Company sources said that due to the current crisis, the owners have decided to move from year-round operations to summer season opening.
"An attempt has been made to reach an agreement to change existing contracts to this new way of working but it hasn't been possible. So we've had to put this ERE on the table," they said.
The workers' representative said that this reason isn't correct and that what the company wants isn't to close in winter but to "keep it open 12 months, weakening the working conditions of all the full-time workers, converting their contracts into 58.33% part-time". When the workforce didn't accept this, the company put forward the redundancy proposal, according to the workers' version.
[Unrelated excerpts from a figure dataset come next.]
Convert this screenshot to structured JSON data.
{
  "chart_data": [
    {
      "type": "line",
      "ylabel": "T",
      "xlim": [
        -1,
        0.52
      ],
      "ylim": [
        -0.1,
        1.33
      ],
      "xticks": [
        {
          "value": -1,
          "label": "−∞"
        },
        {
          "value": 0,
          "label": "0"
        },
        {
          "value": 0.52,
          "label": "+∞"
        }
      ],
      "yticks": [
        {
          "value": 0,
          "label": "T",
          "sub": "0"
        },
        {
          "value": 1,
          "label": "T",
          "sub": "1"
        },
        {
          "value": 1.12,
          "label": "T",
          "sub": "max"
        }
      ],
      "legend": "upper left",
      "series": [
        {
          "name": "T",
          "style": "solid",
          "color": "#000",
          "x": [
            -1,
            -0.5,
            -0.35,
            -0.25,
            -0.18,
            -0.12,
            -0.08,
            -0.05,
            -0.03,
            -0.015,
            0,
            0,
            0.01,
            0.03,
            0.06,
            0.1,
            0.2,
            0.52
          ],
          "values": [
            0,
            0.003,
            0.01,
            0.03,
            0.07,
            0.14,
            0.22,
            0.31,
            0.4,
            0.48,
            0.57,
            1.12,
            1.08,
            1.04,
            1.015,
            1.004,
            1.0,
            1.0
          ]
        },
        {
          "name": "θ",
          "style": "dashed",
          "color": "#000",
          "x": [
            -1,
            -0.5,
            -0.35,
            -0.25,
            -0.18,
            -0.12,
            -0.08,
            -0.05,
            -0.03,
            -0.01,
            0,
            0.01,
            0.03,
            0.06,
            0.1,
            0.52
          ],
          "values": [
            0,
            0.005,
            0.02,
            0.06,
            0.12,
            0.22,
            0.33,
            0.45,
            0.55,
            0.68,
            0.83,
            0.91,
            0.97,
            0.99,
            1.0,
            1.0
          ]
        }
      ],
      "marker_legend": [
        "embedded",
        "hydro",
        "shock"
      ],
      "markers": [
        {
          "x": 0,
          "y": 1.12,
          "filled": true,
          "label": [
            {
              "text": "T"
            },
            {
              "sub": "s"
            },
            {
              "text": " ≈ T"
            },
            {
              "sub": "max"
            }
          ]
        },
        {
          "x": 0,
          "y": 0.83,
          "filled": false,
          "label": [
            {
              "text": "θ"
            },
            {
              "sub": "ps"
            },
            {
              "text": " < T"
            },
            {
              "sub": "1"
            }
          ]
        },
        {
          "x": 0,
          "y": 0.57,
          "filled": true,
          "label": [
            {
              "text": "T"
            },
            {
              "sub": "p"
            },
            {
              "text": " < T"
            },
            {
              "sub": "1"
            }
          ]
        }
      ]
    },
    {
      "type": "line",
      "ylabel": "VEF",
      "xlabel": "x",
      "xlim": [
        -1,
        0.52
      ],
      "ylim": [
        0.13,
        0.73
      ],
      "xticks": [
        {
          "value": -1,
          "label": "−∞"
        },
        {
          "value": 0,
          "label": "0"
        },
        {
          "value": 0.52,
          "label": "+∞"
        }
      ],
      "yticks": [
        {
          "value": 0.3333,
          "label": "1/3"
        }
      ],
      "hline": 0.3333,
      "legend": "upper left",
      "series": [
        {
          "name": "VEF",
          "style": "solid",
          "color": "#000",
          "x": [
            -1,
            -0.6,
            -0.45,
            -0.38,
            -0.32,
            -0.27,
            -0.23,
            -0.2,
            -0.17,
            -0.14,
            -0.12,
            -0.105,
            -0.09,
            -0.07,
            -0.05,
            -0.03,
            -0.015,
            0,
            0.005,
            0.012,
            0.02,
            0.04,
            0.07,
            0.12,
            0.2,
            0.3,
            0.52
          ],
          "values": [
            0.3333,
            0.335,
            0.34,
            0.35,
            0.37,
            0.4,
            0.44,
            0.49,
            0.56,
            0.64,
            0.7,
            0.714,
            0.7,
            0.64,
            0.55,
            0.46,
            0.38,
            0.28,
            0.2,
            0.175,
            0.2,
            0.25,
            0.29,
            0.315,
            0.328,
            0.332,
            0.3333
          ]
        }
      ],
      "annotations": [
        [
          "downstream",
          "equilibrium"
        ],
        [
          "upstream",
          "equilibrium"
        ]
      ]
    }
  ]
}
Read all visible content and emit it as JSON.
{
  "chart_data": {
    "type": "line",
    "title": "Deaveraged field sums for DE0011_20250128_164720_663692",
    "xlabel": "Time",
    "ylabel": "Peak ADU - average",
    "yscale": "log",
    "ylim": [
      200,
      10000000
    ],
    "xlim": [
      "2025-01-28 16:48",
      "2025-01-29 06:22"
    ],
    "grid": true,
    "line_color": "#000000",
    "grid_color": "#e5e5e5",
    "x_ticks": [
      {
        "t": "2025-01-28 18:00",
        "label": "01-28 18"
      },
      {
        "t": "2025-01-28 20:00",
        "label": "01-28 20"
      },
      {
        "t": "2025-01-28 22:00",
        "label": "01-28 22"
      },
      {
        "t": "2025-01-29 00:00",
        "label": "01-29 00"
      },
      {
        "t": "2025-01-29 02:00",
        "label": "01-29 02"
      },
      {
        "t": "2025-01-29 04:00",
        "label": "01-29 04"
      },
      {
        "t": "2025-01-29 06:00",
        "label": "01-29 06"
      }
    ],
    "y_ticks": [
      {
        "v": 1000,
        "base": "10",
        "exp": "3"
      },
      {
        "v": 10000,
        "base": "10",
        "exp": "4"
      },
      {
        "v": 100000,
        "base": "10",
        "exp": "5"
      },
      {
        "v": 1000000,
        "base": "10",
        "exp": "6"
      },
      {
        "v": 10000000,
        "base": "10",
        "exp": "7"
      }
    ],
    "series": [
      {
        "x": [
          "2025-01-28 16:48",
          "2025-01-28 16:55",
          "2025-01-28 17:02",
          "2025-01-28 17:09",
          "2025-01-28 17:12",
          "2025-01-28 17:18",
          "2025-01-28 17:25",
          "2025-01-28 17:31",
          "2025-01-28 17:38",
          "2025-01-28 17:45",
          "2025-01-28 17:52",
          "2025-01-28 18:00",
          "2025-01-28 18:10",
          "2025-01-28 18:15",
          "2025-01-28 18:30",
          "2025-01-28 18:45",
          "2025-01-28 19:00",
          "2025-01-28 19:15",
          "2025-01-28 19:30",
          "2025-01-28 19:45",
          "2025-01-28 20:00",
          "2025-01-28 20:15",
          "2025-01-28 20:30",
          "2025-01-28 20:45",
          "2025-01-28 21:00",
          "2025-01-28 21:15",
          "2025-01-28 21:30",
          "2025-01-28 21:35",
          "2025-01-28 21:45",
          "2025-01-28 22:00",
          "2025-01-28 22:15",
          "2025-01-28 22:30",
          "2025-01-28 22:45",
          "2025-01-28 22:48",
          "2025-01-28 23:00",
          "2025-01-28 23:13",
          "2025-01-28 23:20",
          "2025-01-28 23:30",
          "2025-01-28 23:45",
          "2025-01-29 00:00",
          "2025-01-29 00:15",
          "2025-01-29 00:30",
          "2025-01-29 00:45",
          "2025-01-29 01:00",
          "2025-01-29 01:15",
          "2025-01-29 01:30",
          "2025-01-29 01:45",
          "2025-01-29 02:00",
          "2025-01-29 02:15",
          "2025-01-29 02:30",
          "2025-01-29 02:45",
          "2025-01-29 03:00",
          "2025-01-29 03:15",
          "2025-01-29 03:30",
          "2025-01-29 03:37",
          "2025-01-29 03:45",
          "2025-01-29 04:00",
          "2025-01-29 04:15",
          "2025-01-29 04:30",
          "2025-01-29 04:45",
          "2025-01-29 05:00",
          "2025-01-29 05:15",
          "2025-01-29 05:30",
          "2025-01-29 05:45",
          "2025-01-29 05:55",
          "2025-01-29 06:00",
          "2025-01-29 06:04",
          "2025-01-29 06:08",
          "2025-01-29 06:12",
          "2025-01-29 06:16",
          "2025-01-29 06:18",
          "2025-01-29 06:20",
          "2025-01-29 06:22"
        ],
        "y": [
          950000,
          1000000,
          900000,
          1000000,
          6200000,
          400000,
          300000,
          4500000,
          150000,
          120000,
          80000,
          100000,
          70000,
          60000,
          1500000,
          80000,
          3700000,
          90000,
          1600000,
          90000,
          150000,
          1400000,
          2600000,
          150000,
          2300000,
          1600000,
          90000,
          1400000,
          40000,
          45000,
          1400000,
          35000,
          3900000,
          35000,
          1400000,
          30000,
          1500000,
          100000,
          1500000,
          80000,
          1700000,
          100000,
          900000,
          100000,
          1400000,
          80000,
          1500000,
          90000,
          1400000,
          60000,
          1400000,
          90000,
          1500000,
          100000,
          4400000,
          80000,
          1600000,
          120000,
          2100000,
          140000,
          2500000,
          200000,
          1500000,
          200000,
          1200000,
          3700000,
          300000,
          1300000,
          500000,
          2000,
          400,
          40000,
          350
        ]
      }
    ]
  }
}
Unions are opposed to the mass redundancy. "It is outrageous," said union leader Lola Villalba who pointed out that this is the first redundancy plan in a Costa hotel due to the coronavirus crisis.
"It is exceptional and unheard-of for a company of this standing to get rid of its staff after 52 years with the excuse of the pandemic," Villalba added. The workers say they were asking to move to a voluntary furloughing scheme rather than opt for redudancy.
The company has announced its plans while rules are in force that stop companies making redundancies for economic or production reasons, which means the ERE redudancy plan could cost the hotel more than usual, including paying back state help received in recent months.